14ème législature

Question N° 17396
de M. Christian Estrosi (Union pour un Mouvement Populaire - Alpes-Maritimes )
Question écrite
Ministère interrogé > Réforme de l'État, décentralisation et fonction publique
Ministère attributaire > Réforme de l'État, décentralisation et fonction publique

Rubrique > marchés publics

Titre > passation

Analyse > action sociale. délégation de décision. réglementation.

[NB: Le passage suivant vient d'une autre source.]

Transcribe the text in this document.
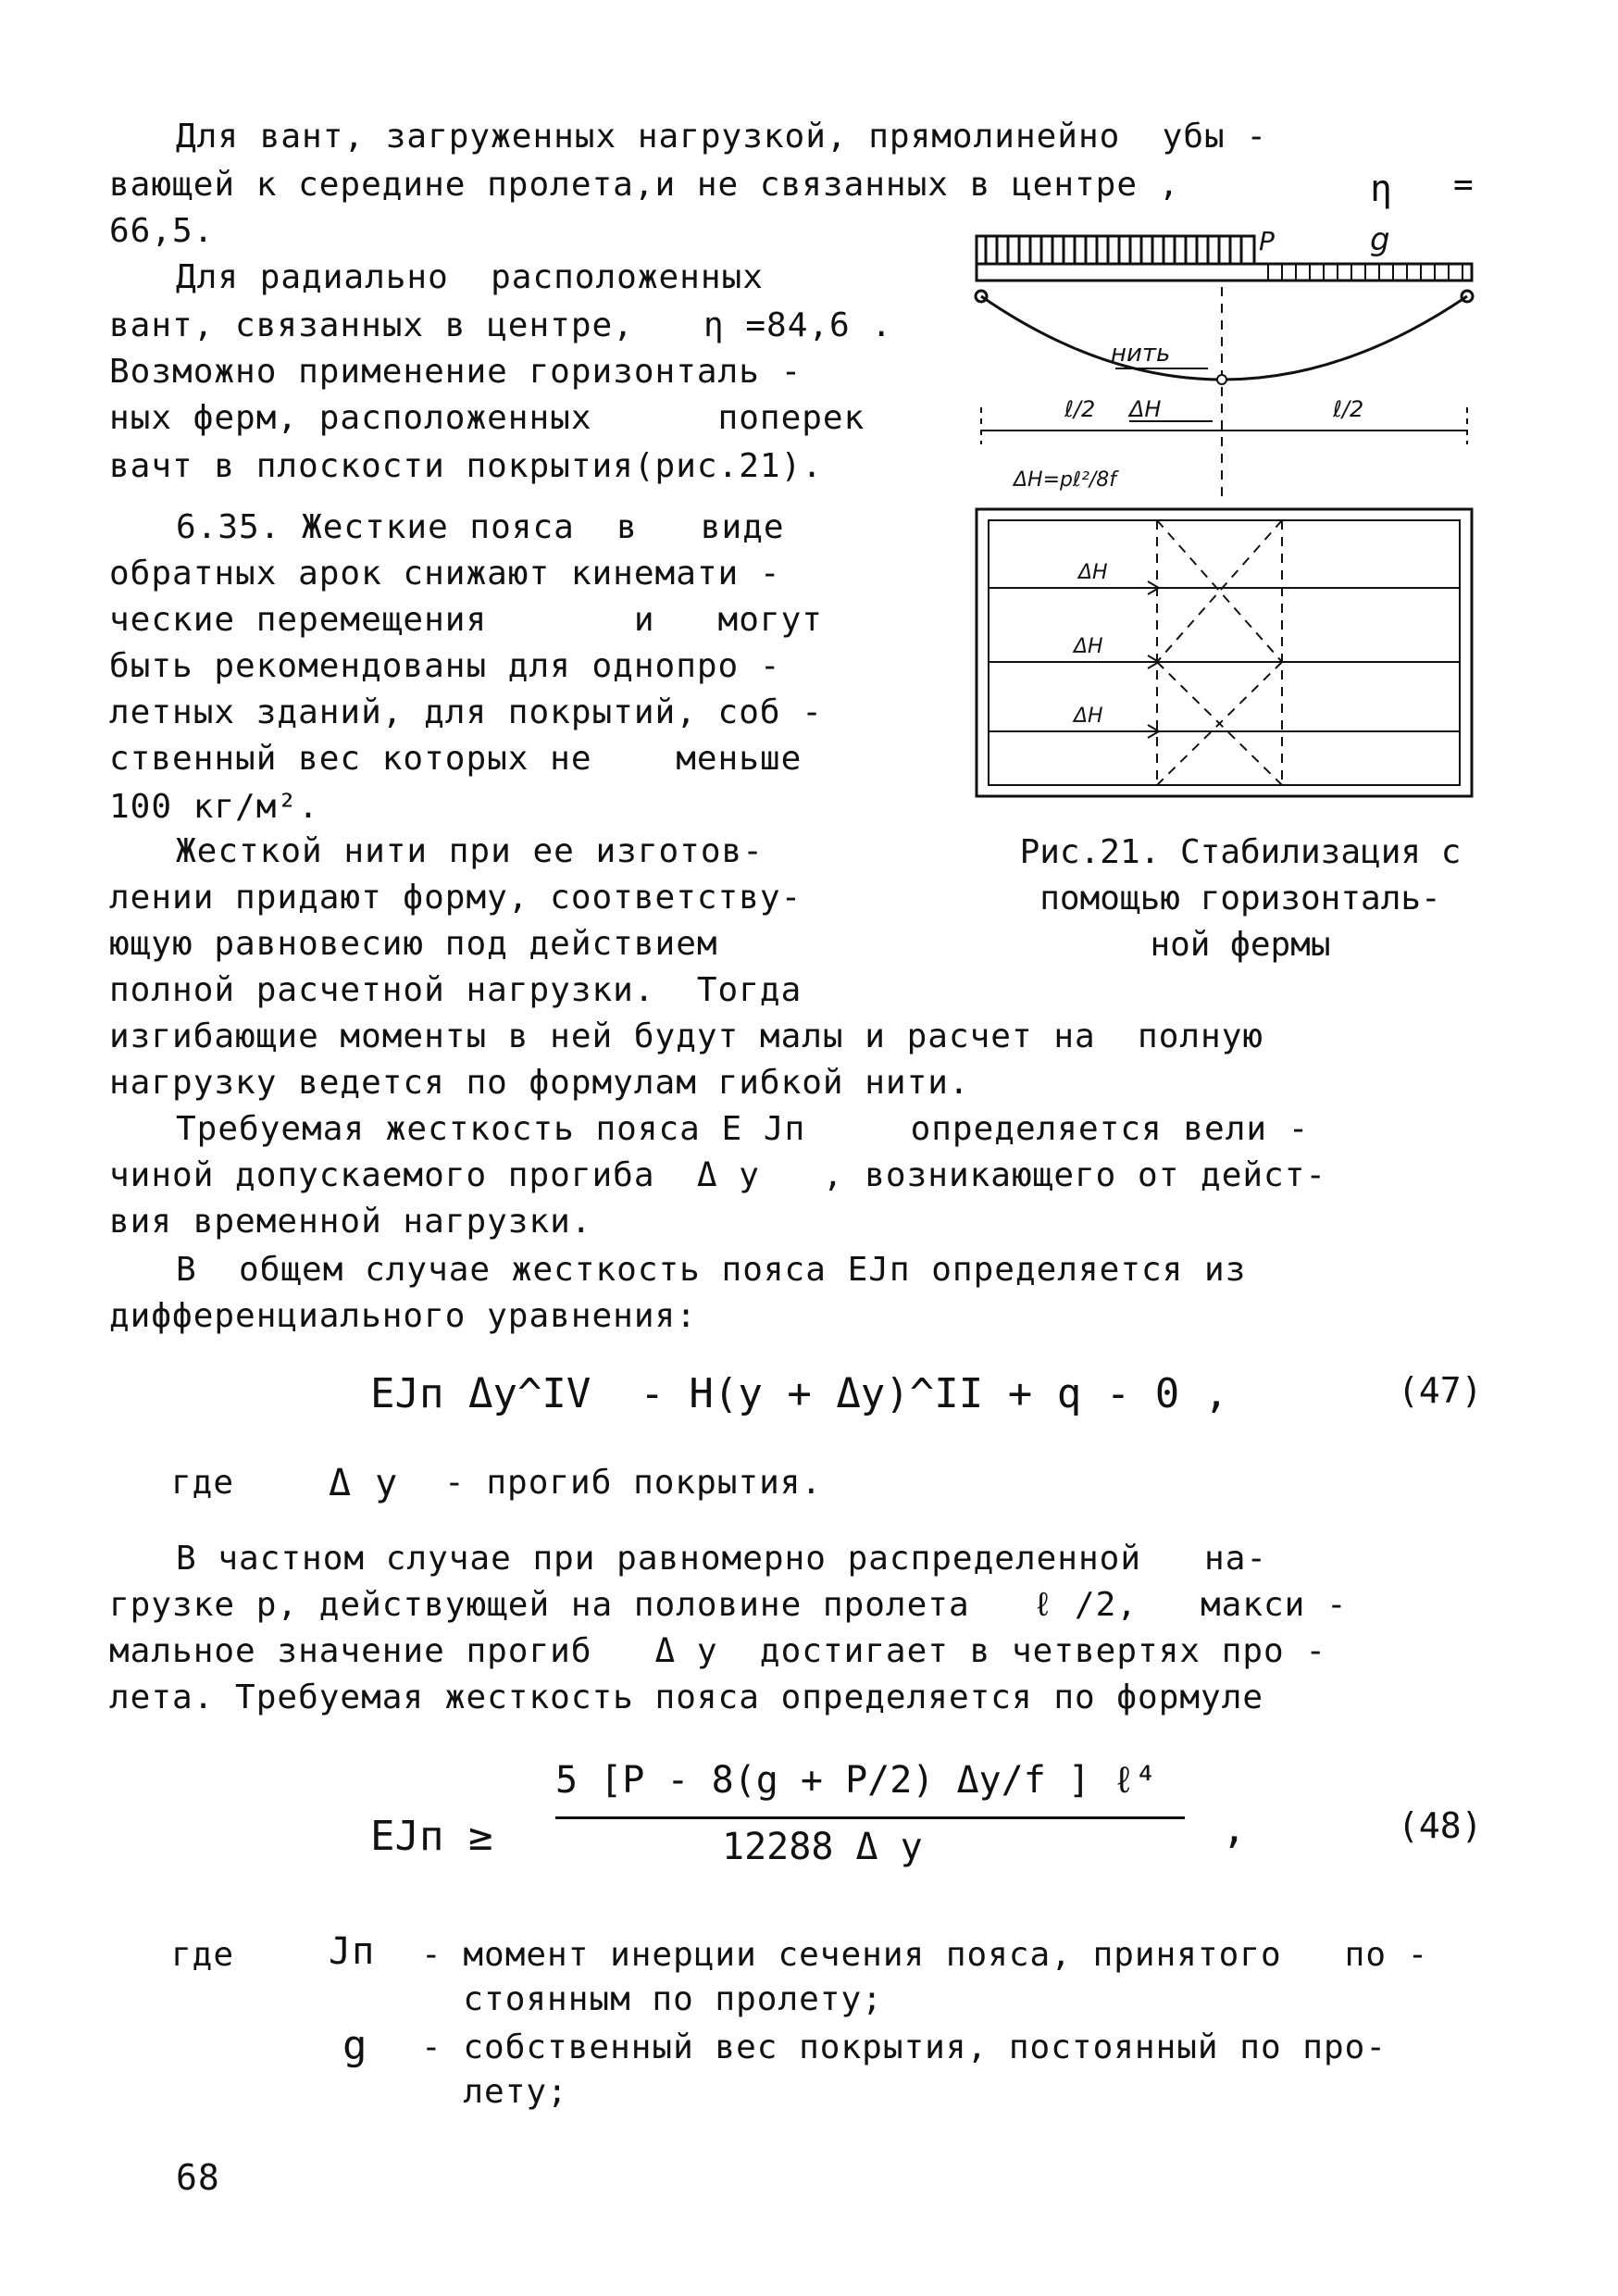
Для вант, загруженных нагрузкой, прямолинейно  убы -
вающей к середине пролета,и не связанных в центре ,	η =
66,5.
Для радиально  расположенных
вант, связанных в центре, η =84,6 .
Возможно применение горизонталь -
ных ферм, расположенных      поперек
вачт в плоскости покрытия(рис.21).
6.35. Жесткие пояса  в   виде
обратных арок снижают кинемати -
ческие перемещения       и   могут
быть рекомендованы для однопро -
летных зданий, для покрытий, соб -
ственный вес которых не    меньше
100 кг/м².
Жесткой нити при ее изготов-
лении придают форму, соответству-
ющую равновесию под действием
полной расчетной нагрузки.  Тогда
изгибающие моменты в ней будут малы и расчет на  полную
нагрузку ведется по формулам гибкой нити.
Требуемая жесткость пояса E Jп     определяется вели -
чиной допускаемого прогиба  Δ y   , возникающего от дейст-
вия временной нагрузки.
В  общем случае жесткость пояса EJп определяется из
дифференциального уравнения:
EJп Δy^IV  - H(y + Δy)^II + q - 0 ,	(47)
где	Δ y - прогиб покрытия.
В частном случае при равномерно распределенной   на-
грузке р, действующей на половине пролета   ℓ /2,   макси -
мальное значение прогиб   Δ y  достигает в четвертях про -
лета. Требуемая жесткость пояса определяется по формуле
EJп ≥
5 [P - 8(g + P/2) Δy/f ] ℓ⁴
12288 Δ y	,	(48)
где	Jп - момент инерции сечения пояса, принятого   по -
стоянным по пролету;
g - собственный вес покрытия, постоянный по про-
лету;
68
P	g
нить
ℓ/2 ΔH	ℓ/2
ΔH=pℓ²/8f
ΔH
ΔH
ΔH
Рис.21. Стабилизация с
помощью горизонталь-
ной фермы
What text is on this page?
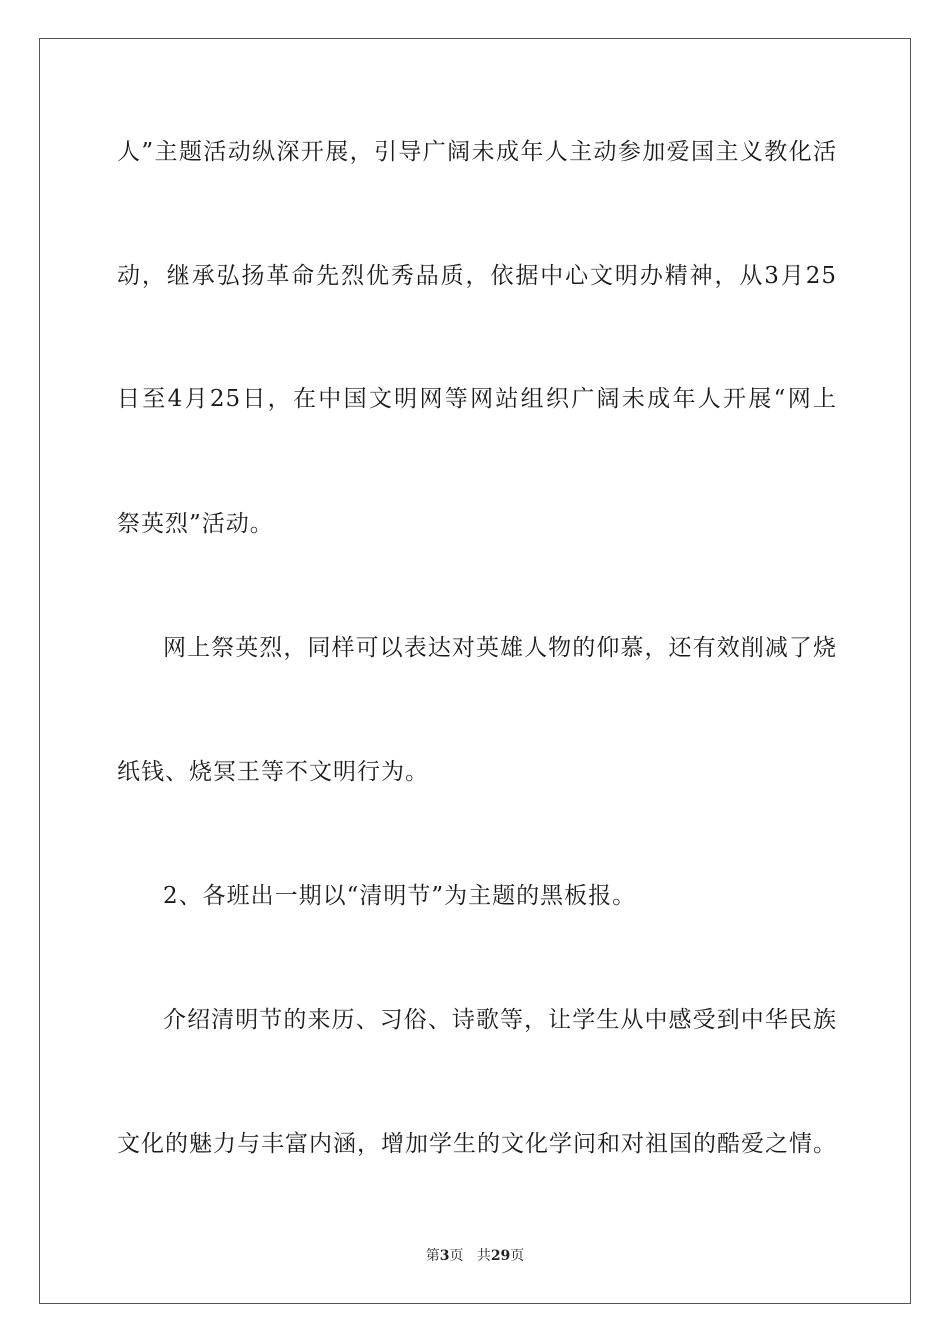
人”主题活动纵深开展，引导广阔未成年人主动参加爱国主义教化活
动，继承弘扬革命先烈优秀品质，依据中心文明办精神，从3月25
日至4月25日，在中国文明网等网站组织广阔未成年人开展“网上
祭英烈”活动。
网上祭英烈，同样可以表达对英雄人物的仰慕，还有效削减了烧
纸钱、烧冥王等不文明行为。
2、各班出一期以“清明节”为主题的黑板报。
介绍清明节的来历、习俗、诗歌等，让学生从中感受到中华民族
文化的魅力与丰富内涵，增加学生的文化学问和对祖国的酷爱之情。
第3页 共29页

Question publiée au JO le : 05/02/2013 page : 1255
Réponse publiée au JO le : 19/03/2013 page : 3092

Texte de la question

M. Christian Estrosi interroge Mme la ministre de la réforme de l'État, de la décentralisation et de la fonction publique sur le code de l'action sociale des familles. Le code général des collectivités territoriales (CGCT) prévoit, dans son article L. 2122-22, la possibilité pour le conseil municipal de déléguer au maire « toute décision concernant la préparation, la passation, l'exécution et le règlement des marchés et des accords-cadres ainsi que toute décision concernant leurs avenants, lorsque les crédits sont inscrits au budget ». Cette possibilité était auparavant limitée aux marchés passés selon une procédure adaptée. Elle concerne aujourd'hui tous les marchés et accords-cadres. Le code de l'action sociale et des familles, dans son article R. 123-21, n'a pas suivi la même évolution et ne permet la délégation du conseil d'administration à son président ou son vice-président que pour la « préparation, passation, exécution et règlement des marchés de travaux, de fournitures et de services passés selon la procédure adaptée prévue à l'article 26 du code des marchés publics ». La nécessité d'une délibération pour tous les marchés autres que les MAPA alourdit la procédure et le travail des services des CCAS. En outre, elle n'est pas en accord avec les délégations prévues dans les autres types de collectivités. Le code de l'action sociale peut-il intégrer les évolutions du CGCT et autoriser une délégation du conseil d'administration à son président ou son vice-président pour tous les marchés et accords-cadres quel que soit leur montant ainsi que toute décision concernant leurs avenants ? Aussi, il lui demande si une évolution de ce texte est prévue.

Texte de la réponse

Aux termes du 4° de l'article L. 2122-22 du code général des collectivités territoriales (CGCT), le conseil municipal peut déléguer au maire la faculté de « prendre toute décision concernant la préparation, la passation, l'exécution et le règlement des marchés et des accords-cadres, ainsi que toute décision concernant leurs avenants, lorsque les crédits sont inscrits au budget ». L'interprétation a contrario du 2° de l'article L. 2122-22 précité, selon lequel le maire peut être chargé « de fixer, dans les limites déterminées par le conseil municipal, les tarifs... », montre que le législateur a entendu permettre de conférer à l'exécutif local la compétence la plus étendue possible, sauf si l'assemblée délibérante en décide autrement. Il n'en va pas de même du président du centre communal d'action sociale (CCAS), pour lequel l'article R. 123-21 du code de l'action sociale et des familles dispose que le conseil d'administration peut donner délégation à son président ou son vice-président pour la « préparation, passation, exécution et règlement des marchés de travaux, de fournitures et de services passés selon la procédure adaptée prévue à l'article 26 du code des marchés publics ». Il est à remarquer que le régime de la délégation du conseil d'administration d'un service départemental d'incendie et de secours (SDIS) à son président, au titre de l'article L. 1424-30 du CGCT, est régi par des dispositions similaires. Cette différence de situation s'explique par celle des entités considérées. En effet, un CCAS, tout comme un SDIS, constituent des émanations de collectivités territoriales. Ainsi, le conseil d'administration d'un CCAS ou d'un SDIS n'est pas comparable à l'assemblée délibérante d'une collectivité territoriale, dont les membres sont issus du suffrage universel direct. Au demeurant, le régime actuel permet à l'exécutif du CCAS ou du SDIS de recevoir une délégation pour des marchés dont le montant, concernant les marchés de travaux, peut s'élever jusqu'à 5 M€ hors taxes. Pour ces raisons, une évolution de ce régime n'est pas envisagée.